Quizá parezca que referirse a un equilibrio entre realidad y virtualidad sea algo propio muy especialmente, casi de forma exclusiva, del contexto de hoy, en el que las experiencias inmersivas apuntan a causar un fuerte impacto en nuestras percepciones. No obstante, esto va mucho más allá.
Al asumir que, en efecto, la virtualidad, esa capacidad, y necesidad, de evocar otros espacios y realidades por no ser alcanzables fácilmente o en absoluto, no sólo se refiere a realidad virtual o similares, estamos en disposición de reconocerla incluso como una característica inherente al ser humano: característica por la que, en buena medida por lo menos, justo hemos desarrollado la creatividad a partir de la abstracción y el raciocinio, lo que en definitiva nos hace humanos. Así pues, bien podría el necesario equilibrio entre realidad y virtualidad identificarse como una constante en la historia de la humanidad.

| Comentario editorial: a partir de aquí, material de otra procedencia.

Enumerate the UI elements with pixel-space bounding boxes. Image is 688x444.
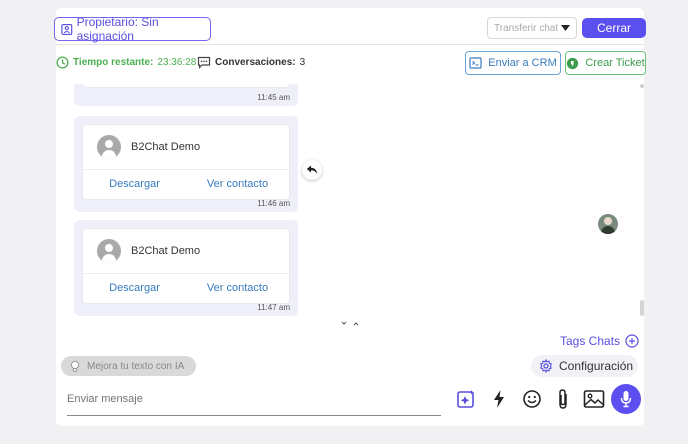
- agent-avatar: [598, 214, 618, 234]
- scrollbar-thumb[interactable]: [640, 300, 644, 316]
- tags-chats-button[interactable]: Tags Chats: [560, 334, 639, 348]
- transfer-chat-select[interactable]: Transferir chat: [487, 17, 577, 39]
- chat-panel: Propietario: Sin asignación Transferir c…: [54, 8, 646, 426]
- message-card: [82, 84, 290, 88]
- emoji-button[interactable]: [519, 386, 545, 412]
- gear-icon: [539, 359, 553, 373]
- reply-button[interactable]: [302, 160, 322, 180]
- download-contact-link[interactable]: Descargar: [83, 274, 186, 302]
- message-time: 11:47 am: [257, 303, 290, 312]
- message-time: 11:45 am: [257, 93, 290, 102]
- lightning-icon: [494, 390, 504, 408]
- add-circle-icon: [625, 334, 639, 348]
- time-label: Tiempo restante:: [73, 57, 154, 68]
- ai-image-button[interactable]: [453, 386, 479, 412]
- owner-button[interactable]: Propietario: Sin asignación: [54, 15, 211, 43]
- send-to-crm-button[interactable]: Enviar a CRM: [465, 51, 561, 75]
- conversations-count: Conversaciones: 3: [197, 56, 305, 69]
- scrollbar-top[interactable]: [640, 84, 644, 88]
- configuration-button[interactable]: Configuración: [531, 355, 638, 377]
- smile-icon: [523, 390, 541, 408]
- reply-icon: [306, 165, 318, 174]
- contact-card: B2Chat Demo Descargar Ver contacto: [82, 228, 290, 304]
- contact-name: B2Chat Demo: [131, 141, 201, 153]
- view-contact-link[interactable]: Ver contacto: [186, 170, 289, 198]
- image-button[interactable]: [581, 386, 607, 412]
- crm-icon: [469, 57, 482, 69]
- ticket-icon: [567, 57, 579, 69]
- create-ticket-button[interactable]: Crear Ticket: [565, 51, 646, 75]
- ticket-label: Crear Ticket: [585, 57, 645, 69]
- clock-icon: [56, 56, 69, 69]
- message-list[interactable]: 11:45 am B2Chat Demo Descargar Ver conta…: [70, 84, 646, 328]
- attach-button[interactable]: [550, 386, 576, 412]
- contact-avatar: [97, 135, 121, 159]
- message-bubble: B2Chat Demo Descargar Ver contacto 11:47…: [74, 220, 298, 316]
- scroll-arrows[interactable]: [341, 321, 361, 327]
- conversations-label: Conversaciones:: [215, 57, 296, 68]
- sparkle-image-icon: [457, 390, 474, 408]
- user-badge-icon: [61, 23, 73, 35]
- bulb-icon: [70, 360, 80, 372]
- chat-bubble-icon: [197, 56, 211, 69]
- message-time: 11:46 am: [257, 199, 290, 208]
- contact-avatar: [97, 239, 121, 263]
- contact-card: B2Chat Demo Descargar Ver contacto: [82, 124, 290, 200]
- voice-record-button[interactable]: [611, 384, 641, 414]
- message-bubble: 11:45 am: [74, 84, 298, 106]
- paperclip-icon: [559, 389, 567, 409]
- ai-improve-button[interactable]: Mejora tu texto con IA: [61, 356, 196, 376]
- header-divider: [56, 44, 644, 45]
- view-contact-link[interactable]: Ver contacto: [186, 274, 289, 302]
- microphone-icon: [620, 391, 632, 408]
- transfer-chat-placeholder: Transferir chat: [494, 22, 559, 34]
- configuration-label: Configuración: [559, 359, 634, 373]
- chevrons-icon: [341, 321, 359, 326]
- time-value: 23:36:28: [157, 57, 197, 68]
- close-button[interactable]: Cerrar: [582, 18, 646, 38]
- download-contact-link[interactable]: Descargar: [83, 170, 186, 198]
- message-bubble: B2Chat Demo Descargar Ver contacto 11:46…: [74, 116, 298, 212]
- caret-down-icon: [561, 25, 570, 31]
- image-icon: [583, 390, 605, 408]
- contact-name: B2Chat Demo: [131, 245, 201, 257]
- conversations-value: 3: [299, 57, 306, 68]
- message-input[interactable]: [67, 382, 441, 416]
- ai-improve-label: Mejora tu texto con IA: [87, 360, 185, 372]
- quick-replies-button[interactable]: [486, 386, 512, 412]
- owner-label: Propietario: Sin asignación: [76, 15, 159, 43]
- tags-chats-label: Tags Chats: [560, 334, 621, 348]
- crm-label: Enviar a CRM: [488, 57, 557, 69]
- time-remaining: Tiempo restante: 23:36:28: [56, 56, 196, 69]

Cierto es que las particularidades que las experiencias inmersivas plantean pueden a priori resultar tan atractivas por un lado como un tanto desconcertantes por otro, pero no supondrían, o no deberían suponer, mayor o mucha mayor readaptación comunicacional que las que en otros momentos de la historia han tenido que acometerse. Según tal readaptación se consolide y, en este sentido, se equilibren realidad y virtualidad, una mejor utilización de las tecnologías de la información y de la comunicación se hará seguramente más efectiva.